On Apr 11, 2012, at 3:34 AM, lars van gemerden wrote:

> Hi all,
> 
> I am looking for a way to append a child to a tree like structure. I
> am using adjacency to represent the tree.
> 
> Let's say I have a relationship configured with:
> 
> children = relationship(TreeNode,
>                                 primaryjoin = "TreeNode.id ==
> TreeNode.parent_id",
>                                 backref = backref( "parent",
> remote_side=[TreeNode.id]),
>                                 cascade = "all, delete-orphan",
>                                 use_list = True)
> 
> and I do:
> 
>   t1 = TreeNode()
>   t2 = TreeNode(parent = t1)
>   t3 = TreeNode(parent = t2)
> 
> then i can set:
> 
>   t1.parent = t3,
> 
> without problem, but:
> 
>   t3.children.append(t1)
> 
> gives a CircularDependencyError, while i would like this to give the
> same result as t1.parent = t3, perhaps by altering the behaviour of
> Treenode.children.append.
> 
> Am I missing something?
> Is there some way to arrange for this?

t1.parent = t3 means you aren't persisting a tree anymore - it's no longer a 
hierarchy, since t3 is a descendant of t1 already via t2.   It's a cycle.

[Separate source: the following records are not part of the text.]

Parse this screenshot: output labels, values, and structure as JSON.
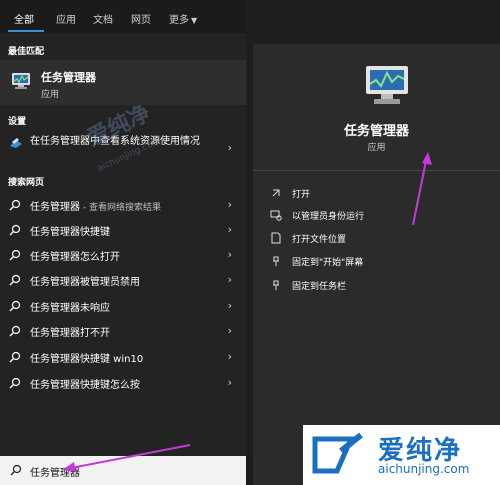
{
  "tabs": [
    {
      "label": "全部"
    },
    {
      "label": "应用"
    },
    {
      "label": "文档"
    },
    {
      "label": "网页"
    },
    {
      "label": "更多"
    }
  ],
  "sections": {
    "best_match": "最佳匹配",
    "settings": "设置",
    "search_web": "搜索网页"
  },
  "best_match": {
    "title": "任务管理器",
    "subtitle": "应用"
  },
  "settings_item": {
    "label": "在任务管理器中查看系统资源使用情况"
  },
  "web_results": [
    {
      "text": "任务管理器",
      "suffix": " - 查看网络搜索结果"
    },
    {
      "text": "任务管理器快捷键",
      "suffix": ""
    },
    {
      "text": "任务管理器怎么打开",
      "suffix": ""
    },
    {
      "text": "任务管理器被管理员禁用",
      "suffix": ""
    },
    {
      "text": "任务管理器未响应",
      "suffix": ""
    },
    {
      "text": "任务管理器打不开",
      "suffix": ""
    },
    {
      "text": "任务管理器快捷键 win10",
      "suffix": ""
    },
    {
      "text": "任务管理器快捷键怎么按",
      "suffix": ""
    }
  ],
  "search_box": {
    "value": "任务管理器"
  },
  "preview": {
    "title": "任务管理器",
    "subtitle": "应用",
    "actions": [
      {
        "label": "打开",
        "icon": "open-icon"
      },
      {
        "label": "以管理员身份运行",
        "icon": "shield-icon"
      },
      {
        "label": "打开文件位置",
        "icon": "file-location-icon"
      },
      {
        "label": "固定到\"开始\"屏幕",
        "icon": "pin-icon"
      },
      {
        "label": "固定到任务栏",
        "icon": "pin-icon"
      }
    ]
  },
  "logo": {
    "text": "爱纯净",
    "url": "aichunjing.com"
  },
  "watermark": {
    "text": "爱纯净",
    "url": "aichunjing.com"
  },
  "colors": {
    "accent": "#3b8fd9",
    "annotation_arrow": "#c13cd6",
    "logo_blue": "#1a6fc1"
  }
}
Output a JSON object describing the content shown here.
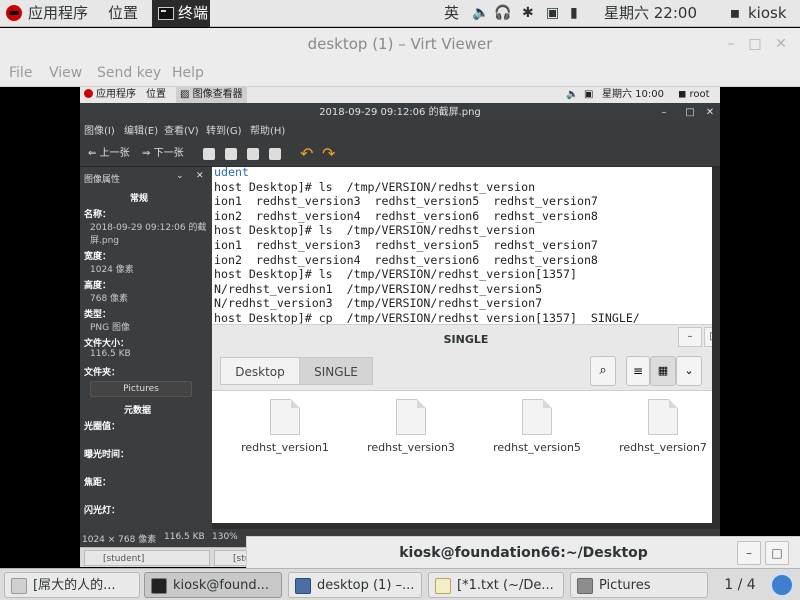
{
  "host_top_panel": {
    "applications": "应用程序",
    "places": "位置",
    "active_app": "终端",
    "input_method": "英",
    "clock": "星期六 22:00",
    "user": "kiosk"
  },
  "virt_viewer": {
    "title": "desktop (1) – Virt Viewer",
    "menu": [
      "File",
      "View",
      "Send key",
      "Help"
    ]
  },
  "guest": {
    "top_panel": {
      "applications": "应用程序",
      "places": "位置",
      "active_app": "图像查看器",
      "clock": "星期六 10:00",
      "user": "root"
    },
    "image_viewer": {
      "title": "2018-09-29 09:12:06 的截屏.png",
      "menu": [
        "图像(I)",
        "编辑(E)",
        "查看(V)",
        "转到(G)",
        "帮助(H)"
      ],
      "toolbar": {
        "prev": "上一张",
        "next": "下一张"
      },
      "sidebar": {
        "header": "图像属性",
        "section_general": "常规",
        "name_label": "名称：",
        "name_value_1": "2018-09-29 09:12:06 的截",
        "name_value_2": "屏.png",
        "width_label": "宽度：",
        "width_value": "1024 像素",
        "height_label": "高度：",
        "height_value": "768 像素",
        "type_label": "类型：",
        "type_value": "PNG 图像",
        "size_label": "文件大小：",
        "size_value": "116.5 KB",
        "folder_label": "文件夹：",
        "folder_button": "Pictures",
        "section_meta": "元数据",
        "aperture": "光圈值：",
        "exposure": "曝光时间：",
        "focal": "焦距：",
        "flash": "闪光灯："
      },
      "status": {
        "dimensions": "1024 × 768 像素",
        "filesize": "116.5 KB",
        "zoom": "130%"
      }
    },
    "terminal_lines": [
      "udent",
      "host Desktop]# ls  /tmp/VERSION/redhst_version",
      "ion1  redhst_version3  redhst_version5  redhst_version7",
      "ion2  redhst_version4  redhst_version6  redhst_version8",
      "host Desktop]# ls  /tmp/VERSION/redhst_version",
      "ion1  redhst_version3  redhst_version5  redhst_version7",
      "ion2  redhst_version4  redhst_version6  redhst_version8",
      "host Desktop]# ls  /tmp/VERSION/redhst_version[1357]",
      "N/redhst_version1  /tmp/VERSION/redhst_version5",
      "N/redhst_version3  /tmp/VERSION/redhst_version7",
      "host Desktop]# cp  /tmp/VERSION/redhst_version[1357]  SINGLE/"
    ],
    "file_manager": {
      "title": "SINGLE",
      "breadcrumbs": [
        "Desktop",
        "SINGLE"
      ],
      "files": [
        "redhst_version1",
        "redhst_version3",
        "redhst_version5",
        "redhst_version7"
      ]
    },
    "taskbar": [
      "[student]",
      "[stude"
    ]
  },
  "overlay_window": {
    "title": "kiosk@foundation66:~/Desktop"
  },
  "host_taskbar": {
    "items": [
      "[屌大的人的...",
      "kiosk@found...",
      "desktop (1) –...",
      "[*1.txt (~/De...",
      "Pictures"
    ],
    "pager": "1 / 4"
  }
}
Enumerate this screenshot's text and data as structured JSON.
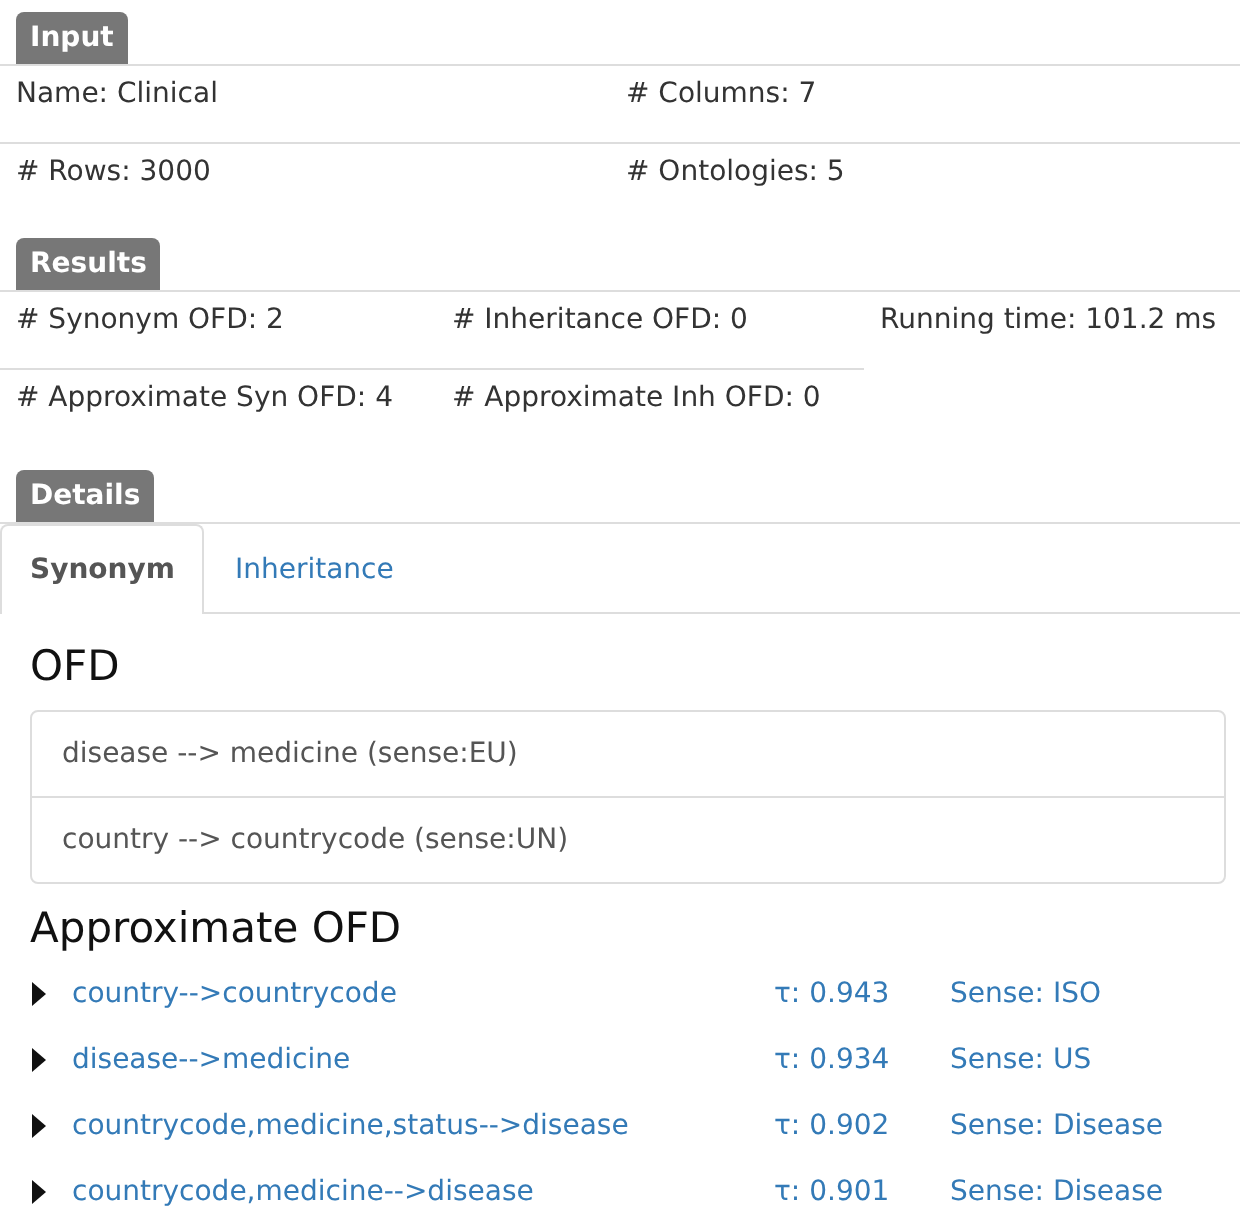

The exception on the "children" side is probably because mutating "children" 
has the effect of both t3 and t1 being considered in the flush (due to 
t3.children as well as t1.parent_id changing), whereas t1.parent = t3 does not 
actually consider "t3" to modified.   You'd still get a cycle if you created 
everything via "x.parent=y" at once (below I just put it into the 
adjacency_list.py example - boom):

    node = TreeNode('rootnode')
    n1 = TreeNode('node1', parent=node)
    n2 = TreeNode('node2', parent=n1)
    node.parent = n2
    session.add(node)
    session.flush()

sqlalchemy.exc.CircularDependencyError: Circular dependency detected. Cycles:  
...

though I wasn't able to reproduce the behavior being different by mutating 
children vs. the parent....I'm sure with more digging I could figure that out.  
 But in any case, you aren't safe from cycles if you're building them, the 
usual way to insert rows with cycles to themselves is to use the post_update 
feature described at 
http://docs.sqlalchemy.org/en/latest/orm/relationships.html#rows-that-point-to-themselves-mutually-dependent-rows
 .    You probably need to put it on both sides in this case as the unit of 
work code will consider one or both of the "children" or "parent" relationships 
in a particular flush depending on where it sees changes.